= Utah Seismic Safety Commission =

The Utah Seismic Safety Commission (USSC) is a legislatively created independent advisory board that tends to seismic-hazard issues in Utah, United States. The Utah legislature created the 15-member commission in 1994 to supersede the Utah Earthquake Advisory Board and to act as a medium "for state and local governments, the private sector, and the public to advance earthquake-related issues by developing, researching, and recommending seismic policies and approaches aimed at reducing Utah's earthquake hazards and managing Utah's earthquake risk."

The commission's mission statement is to "improve earthquake safety in Utah—to save lives, prevent injuries, protect property and the environment, and reduce social and economic disruption from earthquakes." The commission's volunteer members consist of leaders from various Utah governmental agencies and professional organizations and include a member from both the Utah House of Representatives and Senate. Key supporters of the commission include the Utah Department of Public Safety's Division of Emergency Management, the Utah Geological Survey, the University of Utah Seismograph Stations, and the Structural Engineers Association of Utah.

== History ==
Utah's first successful earthquake advisory council—the Utah Seismic Safety Advisory Council (USSAC)—was created in 1977. Its creation was the result of raised awareness caused by the 1975 magnitude 6.0 Pocatello Valley earthquake on the Utah-Idaho border that was felt throughout much of northern Utah, and a 1976 United States Geological Survey (USGS) study that reported the likelihood of a strong earthquake to strike the Salt Lake City area within the next century. The USSAC dissolved in 1981. Organized efforts to continue Utah public policy for earthquake safety continued with the Earthquake Task Force of the Utah Advisory Council on Intergovernmental Affairs (1989–1991) followed by the Utah Earthquake Advisory Board (UEAB) (1991–1994).

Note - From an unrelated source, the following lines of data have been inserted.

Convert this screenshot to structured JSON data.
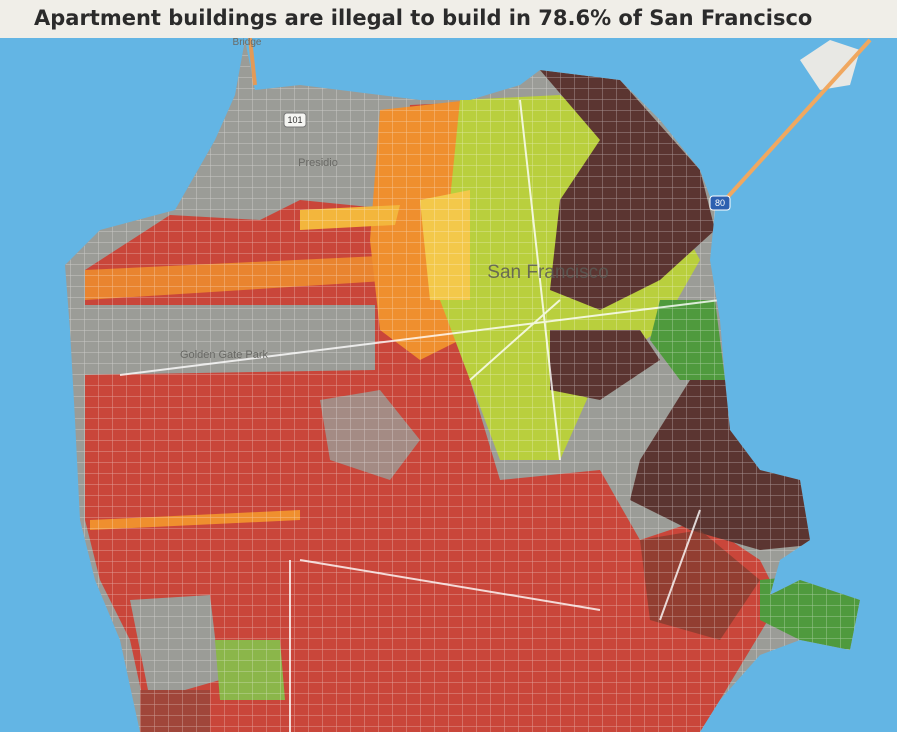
{
  "header": {
    "title": "Apartment buildings are illegal to build in 78.6% of San Francisco"
  },
  "map": {
    "labels": [
      "Bridge",
      "Presidio",
      "San Francisco",
      "Golden Gate Park"
    ],
    "shields": [
      "101",
      "80"
    ]
  }
}
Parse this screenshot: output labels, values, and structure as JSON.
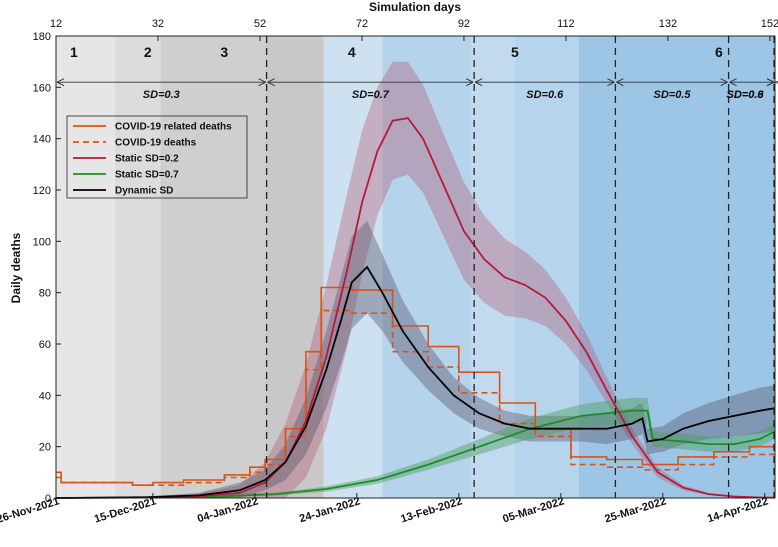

The USSC replaced the UEAB when it was created in July 1994 with the passage of Utah House Bill 358. In January 1995, the USSC published A Strategic Plan for Earthquake Safety in Utah that represents the state's formalized efforts to reduce losses in future earthquakes. The Strategic Plan contains 33 strategies grouped under the following five objectives:
1. Increase earthquake awareness and education
2. Improve emergency response and recovery
3. Improve the seismic safety of buildings and infrastructure
4. Improve essential geoscience information
5. Assess earthquake risk

== Activities ==
The goals of the USSC today are to facilitate the implementation of the Strategic Plan and to keep it up to date while remaining "actively engaged in trying to protect the citizens and economy of Utah before the next damaging earthquake hits." The USSC acts as a community outreach organization and has had success educating "the public, the business community, and school children to both understand the risks facing them and their communities and to act responsibly by adopting loss reduction measures."

Accomplishments of the USSC include co-sponsoring technical conferences focused on geologic hazards, establishing a student research grant program, helping to implement seismic building codes, helping to manage a post-earthquake technical clearinghouse plan, raising awareness of the dangers of unreinforced masonry structures and older school buildings, helping to expand Utah's seismic monitoring network, co-developing Putting Down Roots in Earthquake Country—a non-technical handbook for earthquake safety in Utah, and supporting the development of a statewide HAZUS (Hazards U.S. loss estimation program) risk analysis.